Coluna Econômica: as discussões sobre o monopólios das bigtechs

Esses movimentos precisam ser acompanhados de perto pelo Brasil, porque impactam diretamente o mercado de varejo - dominado pela Amazon -, de mídia - atacado pelo Google e pelo Facebook -, de serviços em nuvem - dominado pela Amazon, Google e Microsoft.

Tempos atrás, o controlador do Facebook, Mark Zuckerberg teve que enfrentar o Congresso norte-americano. Foi pressionado, intimidou-se. Tempos depois contratou a consultoria da Atlantic Council, think tank americano com relações umbilicais com o chamado “estado profundo” – o segmento da burocracia norte-americano com enorme controle sobre a máquina pública. Seus pensadores tinham desenvolvido uma nova doutrina de segurança nacional colocando como principais adversários não mais países, mas grupos minoritários incrustados também nas redes sociais.

A partir dali, aumentaram as suspeitas de que o Facebook teria se tornado um parceiro recorrentes do “estado profundo”.

Ontem foi a vez do Congresso convocar os principais executivos das 4 bigtechs – Amazon, Apple, Google e Facebook – para prestar contas sobre concentração de poder econômico.

É mais um capítulo na nova geopolítica contemporânea, não apenas as disputas entre países, mas entre o poder das grandes corporações e o poder nacional – no caso, o poder do maior país do mundo.

Toda a doutrina tem como foco central o interesse do consumidor. O grande processo de concentração econômica pós-anos 80 foi construído, ideologicamente, através da escola de Chicago, defendendo as vantagens para o consumidor advindas dos ganhos de escala das grandes corporações. Depois, levantou-se a hipótese de que a rápida capacidade de mobilização de capitais e de inovações tecnológicas impediriam o acomodamento das empresas líderes de mercado.

A realidade mostrou-se diferente, com as chamadas 4 bigtechs dominando amplamente os mercados ocidentais.

Dois pontos abordados foram, de um lado, o tratamento dado pela Amazon a vendedores de terceiros em suas plataformas; e do lado do Facebook, a aquisição da plataforma Instagram, eliminando um concorrente potencial.

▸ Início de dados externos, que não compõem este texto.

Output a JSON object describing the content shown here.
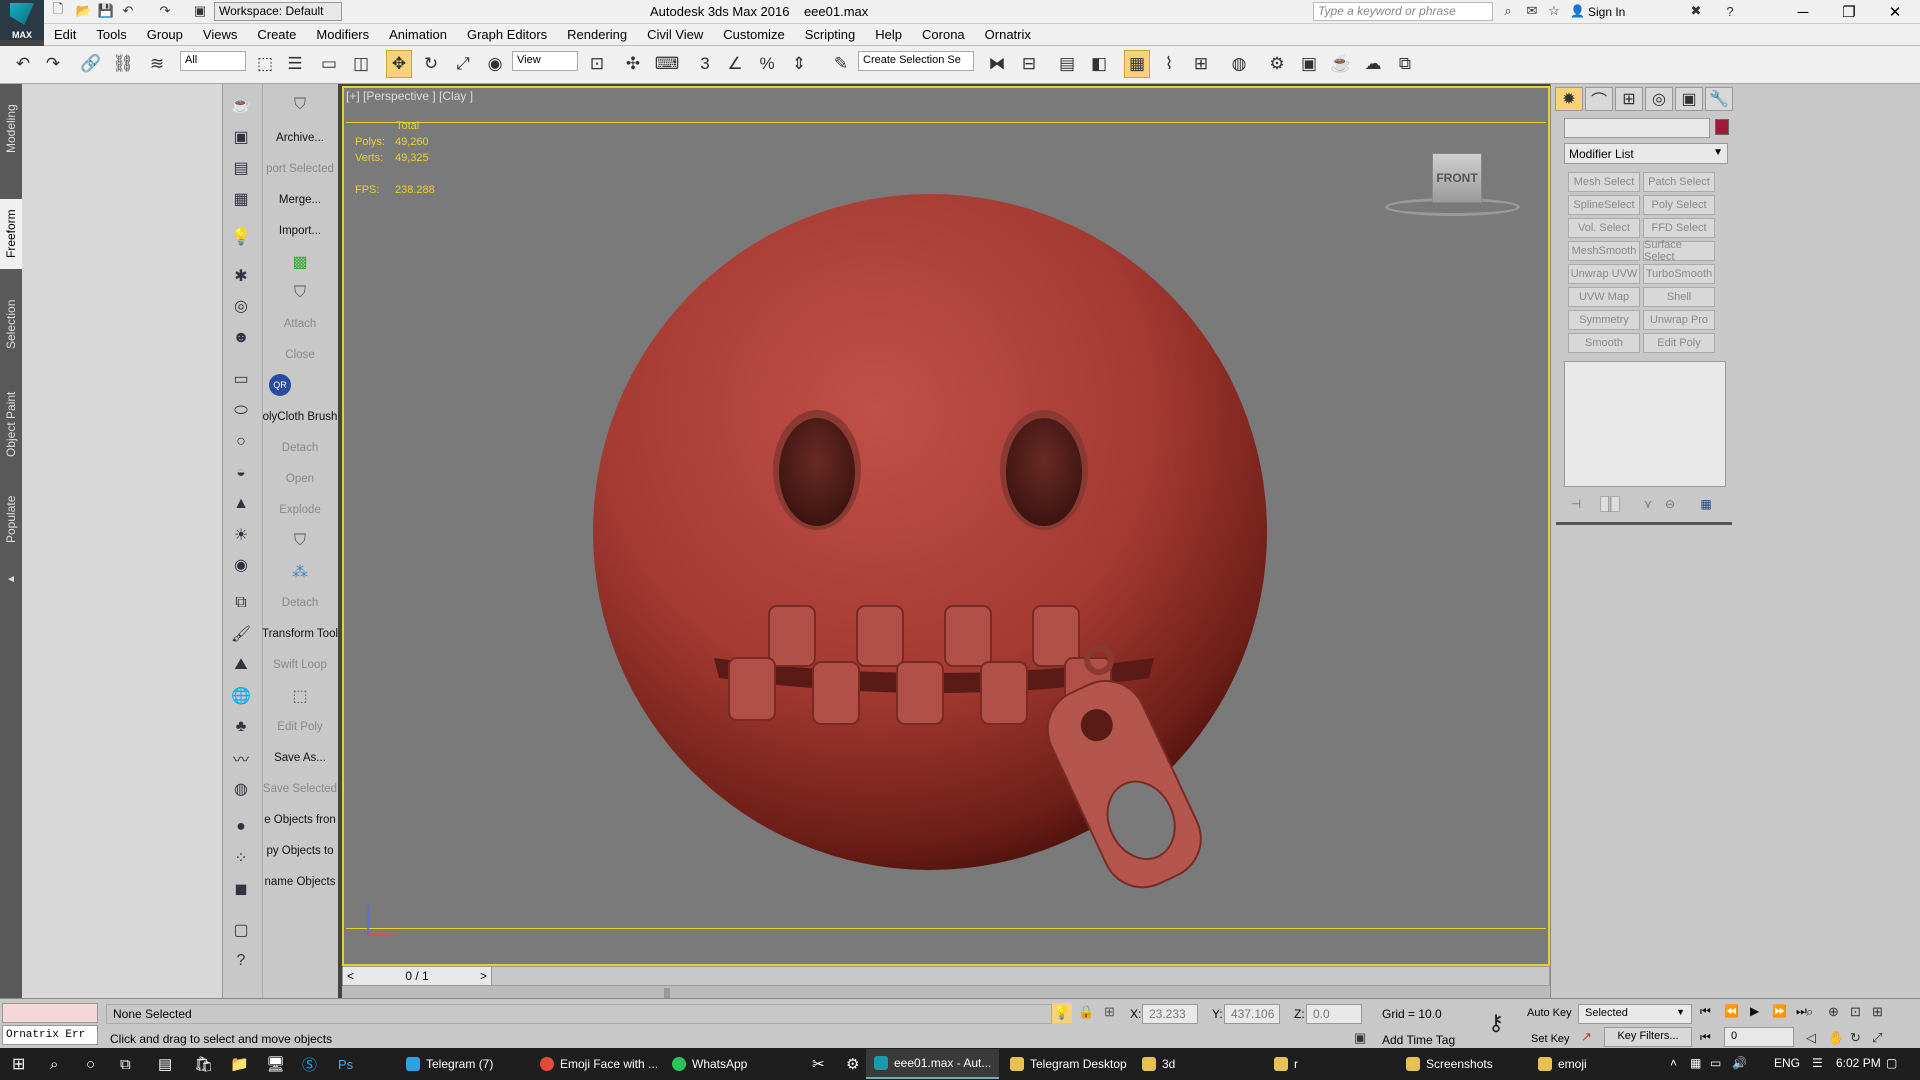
{
  "window": {
    "app_title": "Autodesk 3ds Max 2016",
    "file_name": "eee01.max",
    "workspace": "Workspace: Default",
    "search_placeholder": "Type a keyword or phrase",
    "sign_in": "Sign In",
    "logo_text": "MAX"
  },
  "menu": [
    "Edit",
    "Tools",
    "Group",
    "Views",
    "Create",
    "Modifiers",
    "Animation",
    "Graph Editors",
    "Rendering",
    "Civil View",
    "Customize",
    "Scripting",
    "Help",
    "Corona",
    "Ornatrix"
  ],
  "toolbar": {
    "selection_filter": "All",
    "ref_coord": "View",
    "selection_set": "Create Selection Se",
    "snap_label": "3"
  },
  "left_tabs": [
    "Modeling",
    "Freeform",
    "Selection",
    "Object Paint",
    "Populate"
  ],
  "script_panel": [
    {
      "label": "Archive...",
      "enabled": true
    },
    {
      "label": "port Selected",
      "enabled": false
    },
    {
      "label": "Merge...",
      "enabled": true
    },
    {
      "label": "Import...",
      "enabled": true
    },
    {
      "label": "Attach",
      "enabled": false
    },
    {
      "label": "Close",
      "enabled": false
    },
    {
      "label": "QR",
      "enabled": true
    },
    {
      "label": "olyCloth Brush",
      "enabled": true
    },
    {
      "label": "Detach",
      "enabled": false
    },
    {
      "label": "Open",
      "enabled": false
    },
    {
      "label": "Explode",
      "enabled": false
    },
    {
      "label": "Detach",
      "enabled": false
    },
    {
      "label": "Transform Tool",
      "enabled": true
    },
    {
      "label": "Swift Loop",
      "enabled": false
    },
    {
      "label": "Edit Poly",
      "enabled": false
    },
    {
      "label": "Save As...",
      "enabled": true
    },
    {
      "label": "Save Selected",
      "enabled": false
    },
    {
      "label": "e Objects fron",
      "enabled": true
    },
    {
      "label": "py Objects to",
      "enabled": true
    },
    {
      "label": "name Objects",
      "enabled": true
    }
  ],
  "viewport": {
    "label": "[+] [Perspective ] [Clay ]",
    "stats_header": "Total",
    "polys_label": "Polys:",
    "polys": "49,260",
    "verts_label": "Verts:",
    "verts": "49,325",
    "fps_label": "FPS:",
    "fps": "238.288",
    "viewcube": "FRONT",
    "axis_z": "z",
    "axis_x": "x"
  },
  "timeline": {
    "frame": "0 / 1",
    "prev": "<",
    "next": ">"
  },
  "command_panel": {
    "modifier_list": "Modifier List",
    "buttons": [
      "Mesh Select",
      "Patch Select",
      "SplineSelect",
      "Poly Select",
      "Vol. Select",
      "FFD Select",
      "MeshSmooth",
      "Surface Select",
      "Unwrap UVW",
      "TurboSmooth",
      "UVW Map",
      "Shell",
      "Symmetry",
      "Unwrap Pro",
      "Smooth",
      "Edit Poly"
    ],
    "swatch_color": "#a01a3c"
  },
  "status": {
    "maxscript": "Ornatrix Err",
    "selection": "None Selected",
    "prompt": "Click and drag to select and move objects",
    "x_label": "X:",
    "x": "23.233",
    "y_label": "Y:",
    "y": "437.106",
    "z_label": "Z:",
    "z": "0.0",
    "grid": "Grid = 10.0",
    "add_time_tag": "Add Time Tag",
    "auto_key": "Auto Key",
    "set_key": "Set Key",
    "key_mode": "Selected",
    "key_filters": "Key Filters...",
    "current_frame": "0"
  },
  "taskbar": {
    "items": [
      "Telegram (7)",
      "Emoji Face with ...",
      "WhatsApp",
      "eee01.max - Aut...",
      "Telegram Desktop",
      "3d",
      "r",
      "Screenshots",
      "emoji"
    ],
    "lang": "ENG",
    "time": "6:02 PM"
  }
}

David Cicilline, democrata, do subcomitê antitruste do comitê judiciário da Câmara, foi objetivo: “Muitas das práticas utilizadas por essas empresas têm efeitos econômicos prejudiciais. Eles desencorajam o empreendedorismo, destroem empregos, aumentam os custos e degradam a qualidade. Simplificando: eles têm muito poder ”.

Nos interrogatórios que se seguiram, Jeff Bozz, da Amazon, admitiu que a empresa pode ter usado dados sobre vendedores terceirizados para definir estratégias para seus próprios serviços e produtos.

No ano passado, a Amazon foi investigada pela Câmara e por outros departamentos como o Departamento de Justiça, a Comissão Federal do Comércio e a Comissão Europeia. Os trabalhos servirão de subsídios para uma nova lei antitruste.

Empresa mais focada em consolidar valores, tempos atrás o Google deixou uma licitação em 2018 para fornecimento de serviços em nuvem ao Pentágono, por discordar do uso de inteligência artificial para o desenvolvimento de armas. Essa decisão foi lembrada por Ken Buck, congressista republicano, para insinuar a ajuda do Google para a China.

As maiores críticas foram contra o Facebook. Foram divulgados vários emails internos onde se discutia a compra de empresa visando eliminar concorrentes.

Esses movimentos precisam ser acompanhados de perto pelo Brasil, porque impactam diretamente o mercado de varejo – dominado pela Amazon -, de mídia – atacado pelo Google e pelo Facebook -, de serviços em nuvem – dominado pela Amazon, Google e Microsoft.

De qualquer modo, levará algum tempo até que Congresso e Supremo se debrucem sobre o tema.